UK gardening help and assistance


Preparing a seed bed

If you are going to be a serious gardener, you'll probably need a seed bed where you can sow the seeds and bring on the seedlings for later transferring to the final position of the plants (alternatively, sowing in trays will do just as well for many plants). The main reasons for having a seed bed are:

  • Some young seedlings need less space than the mature plant, so less of the garden need be committed to a crop until it is really necessary.
  • A crop may be started off in the seed bed while its final position has another crop waiting to be harvested.

It must be noted that not all plant seeds are suitable for starting off in a seed bed; a large number of plants cannot be successfully transplanted so these seeds need to be planted in their final location.

Position for a seed bed

A seed bed may be thought of, incorrectly, as a rather unimportant part of the garden which can be tucked away in some corner. It must be remembered that seed germination and early growth of any plant has an important influence on the final quality of the plant - if the seed bed is shaded by hedges or buildings, the seedlings may grow weak and spindly. Similarly drainage of the bed is important, seeds generally don't do well if they become waterlogged (nor if they dry out).

Ideally the seed bed should:

  • Be in a open, but sheltered, position with good drainage.
  • Be free of perennial weeds as weeding between the small seedlings can be difficult and time consuming.
  • If the garden is a haven for the local pets, it is worthwhile putting wire netting around the bed.
  • Do not use a bed which was used to grow potatoes in the previous year, any sprouting potatoes left from the crop will be a problem around the young seedlings.

Preparing the seed bed

The requirement for a seed bed is basically the same as for any vegetable bed, except that the soil need be only forked to a relatively shallow depth. If it is a new bed (i.e. never previously used to grow plants), the bed will need to be dug and prepared as with any new bed - see this other page.

If plants have previously been grown on the bed, the preparation required is much less as the soil will have been broken up and most stones removed.

The biggest challenge to any gardener is to decide when the soil is suitable for working - not too dry and not too wet. This depends to some extent on the type of soil, a clay soil can turn from a sticky mass to hard as rock very quickly. Choosing the right time is one of the hardest choices, especially for new gardeners - it is largely a matter of experience with the particular soil type in the garden.

Assuming the seed bed is established, the likelihood is that there will be some seedlings in it when you come to prepare it for a new sowing, so any preparation will just apply to the area you require and care must be taken to avoid disturbing the existing seedlings. To prepare for a new sowing:

  • Lightly fork over, or hoe, the top 5 to 7.5cm (2 to 3 inches) of the bed. If the bed has not been used for some time, or the soil is very wet, it may be necessary to leave the soil for a day or two to dry out.
  • When the soil is dry enough for it to freely break up, rack the surface back and forth to give a suitable tilth - some clods may need a hit with the back of the rack or even breaking up by hand. Larger seeds generally benefit for a rather coarse tilth while fine seeds need a fine tilth.
  • As you rack back and forth, remove any stones, weeds or other vegetation. Keep racking to get the surface fairly level.

Using a seed bed

Once the seed bed is ready, choose a day when the soil is moist and little wind to plant your seeds.

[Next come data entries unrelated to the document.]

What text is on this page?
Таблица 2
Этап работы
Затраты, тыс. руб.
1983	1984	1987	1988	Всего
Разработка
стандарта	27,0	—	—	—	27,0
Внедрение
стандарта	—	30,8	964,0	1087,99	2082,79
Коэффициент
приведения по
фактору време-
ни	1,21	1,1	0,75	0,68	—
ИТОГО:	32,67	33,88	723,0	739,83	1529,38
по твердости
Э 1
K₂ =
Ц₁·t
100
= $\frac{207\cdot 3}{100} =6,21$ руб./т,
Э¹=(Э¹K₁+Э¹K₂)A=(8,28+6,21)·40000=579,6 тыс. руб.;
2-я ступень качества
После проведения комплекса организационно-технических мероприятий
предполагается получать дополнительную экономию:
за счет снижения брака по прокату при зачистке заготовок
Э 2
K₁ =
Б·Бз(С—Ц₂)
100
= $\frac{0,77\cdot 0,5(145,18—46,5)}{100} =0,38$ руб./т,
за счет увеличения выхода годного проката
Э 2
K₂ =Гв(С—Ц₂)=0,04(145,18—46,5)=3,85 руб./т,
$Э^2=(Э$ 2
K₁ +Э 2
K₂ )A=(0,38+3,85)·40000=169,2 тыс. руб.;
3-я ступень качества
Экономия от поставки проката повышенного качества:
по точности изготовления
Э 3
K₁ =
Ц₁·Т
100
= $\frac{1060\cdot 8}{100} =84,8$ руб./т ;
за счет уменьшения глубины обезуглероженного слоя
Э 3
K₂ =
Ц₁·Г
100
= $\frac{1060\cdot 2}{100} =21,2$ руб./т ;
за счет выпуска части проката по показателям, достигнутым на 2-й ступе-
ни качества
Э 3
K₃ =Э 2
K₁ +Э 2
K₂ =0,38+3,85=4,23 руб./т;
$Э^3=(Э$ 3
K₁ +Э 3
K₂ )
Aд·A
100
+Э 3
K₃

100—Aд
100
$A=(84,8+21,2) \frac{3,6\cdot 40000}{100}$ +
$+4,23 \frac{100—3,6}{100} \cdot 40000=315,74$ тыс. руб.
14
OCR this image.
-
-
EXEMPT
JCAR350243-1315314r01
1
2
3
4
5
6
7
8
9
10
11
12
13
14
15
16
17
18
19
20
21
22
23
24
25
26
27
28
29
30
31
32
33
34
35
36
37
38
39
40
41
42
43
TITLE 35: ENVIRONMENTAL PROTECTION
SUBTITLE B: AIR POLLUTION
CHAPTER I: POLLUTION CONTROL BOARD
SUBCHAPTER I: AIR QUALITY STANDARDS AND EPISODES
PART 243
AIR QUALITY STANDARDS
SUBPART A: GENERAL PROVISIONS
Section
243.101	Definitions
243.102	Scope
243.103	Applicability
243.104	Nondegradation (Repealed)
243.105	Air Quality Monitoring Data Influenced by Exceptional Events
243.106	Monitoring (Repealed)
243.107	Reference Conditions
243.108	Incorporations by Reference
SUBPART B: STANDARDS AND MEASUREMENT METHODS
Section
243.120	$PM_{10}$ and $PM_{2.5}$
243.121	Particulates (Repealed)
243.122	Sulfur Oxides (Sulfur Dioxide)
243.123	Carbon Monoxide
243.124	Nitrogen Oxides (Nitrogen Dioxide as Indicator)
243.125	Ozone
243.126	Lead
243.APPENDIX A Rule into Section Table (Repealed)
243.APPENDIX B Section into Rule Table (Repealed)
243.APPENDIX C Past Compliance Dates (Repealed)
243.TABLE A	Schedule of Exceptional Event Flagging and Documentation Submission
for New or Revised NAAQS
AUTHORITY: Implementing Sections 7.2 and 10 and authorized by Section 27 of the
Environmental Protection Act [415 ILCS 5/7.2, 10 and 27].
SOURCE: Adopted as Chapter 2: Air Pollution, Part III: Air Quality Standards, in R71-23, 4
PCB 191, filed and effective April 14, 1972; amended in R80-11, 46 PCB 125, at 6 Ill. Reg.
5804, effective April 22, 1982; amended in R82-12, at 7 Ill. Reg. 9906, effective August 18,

Normally a 'drill' (or number of drills) is created on the surface of the seed bed - a drill is a shallow depression into the bottom of which seeds are sown. The drill can be formed either by pulling a hoe or a gardening trowel (backwards) through the surface of the prepared bed with the earth pulled to the sides, the depth required varies from seed to seedt. A line stretched above the soil before drills are made will help keep them straight.

The way the seeds are sown along the bottom of the drills will depend upon the seed been planted, typically one of three variations will be specified:

  • Very thinly - say 2.5cm (1 inch) between seeds.
  • Thinly - say 1.2cm (½ inch) between seeds.
  • At stations - a number of seeds together at given spacing.

Check on the seed packet (or look here) to determine the appropriate spacing for particular vegetables. Using more seeds than necessary will just waste seeds and cause extra thinning later on.

Once the seeds have been sown, they are normally covered by pulling the back of a rack or hoe over the surface of the bed to fill the drills.

Identify the drill and the seeds sown by putting in a short stick at each end of each drill and attaching a waterproof label with the name of the plant marked on it.

Stretching a line between the end sticks above each drill will help keep birds off the seeds and young seedlings.

Watch out for other pests - for example slugs; young plants are tender and will provide a good meal for a number of pests.